The subsequent attendee feedback was amazing: Philipp and I were awarded with Best Overall Presentation. We are thrilled!

7. SECOND DAY PRESENTATIONS
Mainly due to time constraints I haven’t been able to write a detailed recap for the 2nd day’s sessions. I hope to find the time toward the end of 2018, but for now I’ll mention the sessions I enjoyed:
- Luke Milbourn: ‚Unlocking a New Growth Engine by Repurposing Keywords‚
- Winjand Meier: ‚Frameworks for Insights and Impact‚
- Molly Nagy: ‚Building a Team shouldn’t be a side Project‚
- Dorien Rompelman: ‚Data-driven Advertising‚ (Building a DMP for TNT)
- Kirsty Hulse: ‚Use creativity in campaigns to stay ahead‚ (Keynote by an SEO)
8. OUR REWARD: HEROCONF AWARD FOR BEST OVERALL PRESENTATION!
The second day ended with the results of votes on the best sessions.
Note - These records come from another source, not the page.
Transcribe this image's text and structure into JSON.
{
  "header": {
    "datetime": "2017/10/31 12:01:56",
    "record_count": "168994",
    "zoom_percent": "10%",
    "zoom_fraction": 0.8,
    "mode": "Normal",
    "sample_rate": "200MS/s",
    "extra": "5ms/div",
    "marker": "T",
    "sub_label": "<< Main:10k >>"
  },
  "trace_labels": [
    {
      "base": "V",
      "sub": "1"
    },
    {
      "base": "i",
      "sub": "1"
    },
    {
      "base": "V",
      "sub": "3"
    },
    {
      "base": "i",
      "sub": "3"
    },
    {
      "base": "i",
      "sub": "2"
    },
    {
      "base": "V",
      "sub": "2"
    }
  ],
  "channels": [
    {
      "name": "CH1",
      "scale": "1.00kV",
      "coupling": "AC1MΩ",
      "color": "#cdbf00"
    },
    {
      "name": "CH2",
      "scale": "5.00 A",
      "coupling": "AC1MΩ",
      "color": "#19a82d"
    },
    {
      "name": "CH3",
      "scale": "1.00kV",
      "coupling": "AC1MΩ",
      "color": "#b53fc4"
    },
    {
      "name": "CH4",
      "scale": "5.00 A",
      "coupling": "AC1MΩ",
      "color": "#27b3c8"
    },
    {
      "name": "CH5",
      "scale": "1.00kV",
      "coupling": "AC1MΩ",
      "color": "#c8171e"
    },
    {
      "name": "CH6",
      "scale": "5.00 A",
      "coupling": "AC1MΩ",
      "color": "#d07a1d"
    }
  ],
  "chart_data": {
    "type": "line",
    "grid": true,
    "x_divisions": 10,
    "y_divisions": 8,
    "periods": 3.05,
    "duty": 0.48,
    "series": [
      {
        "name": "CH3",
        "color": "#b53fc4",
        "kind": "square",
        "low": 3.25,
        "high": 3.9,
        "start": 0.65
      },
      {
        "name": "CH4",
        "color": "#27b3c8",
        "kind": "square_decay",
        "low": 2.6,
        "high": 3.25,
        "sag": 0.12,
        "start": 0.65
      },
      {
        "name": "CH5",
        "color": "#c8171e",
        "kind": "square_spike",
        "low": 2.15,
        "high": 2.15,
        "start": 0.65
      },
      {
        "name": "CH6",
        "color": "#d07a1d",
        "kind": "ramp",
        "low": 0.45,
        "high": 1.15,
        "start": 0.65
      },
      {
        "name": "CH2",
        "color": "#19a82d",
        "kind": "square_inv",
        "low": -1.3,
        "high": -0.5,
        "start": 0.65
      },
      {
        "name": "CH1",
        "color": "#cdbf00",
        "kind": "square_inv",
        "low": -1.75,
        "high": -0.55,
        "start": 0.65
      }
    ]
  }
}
The following four category winners were announced:
- Most entertaining: Daniel Gilbert, see section 1.
- Most innovative: Koos Hoeijamakers ‚How to co-create your ad customizers‘
- Most actionable: Gemma von Dorst ‚EXCELerate Your Work‚
- Best Overall Presentation: Philipp & me 🙂
We are so grateful to have received this award and relieved to see that all the hard work has paid off! The conversations during and after the conference have been amazing, the HeroConf crowd truly is a melting pot of international PPC experts. Toolwise it’s back to the drawing board and working on new features to improve model quality.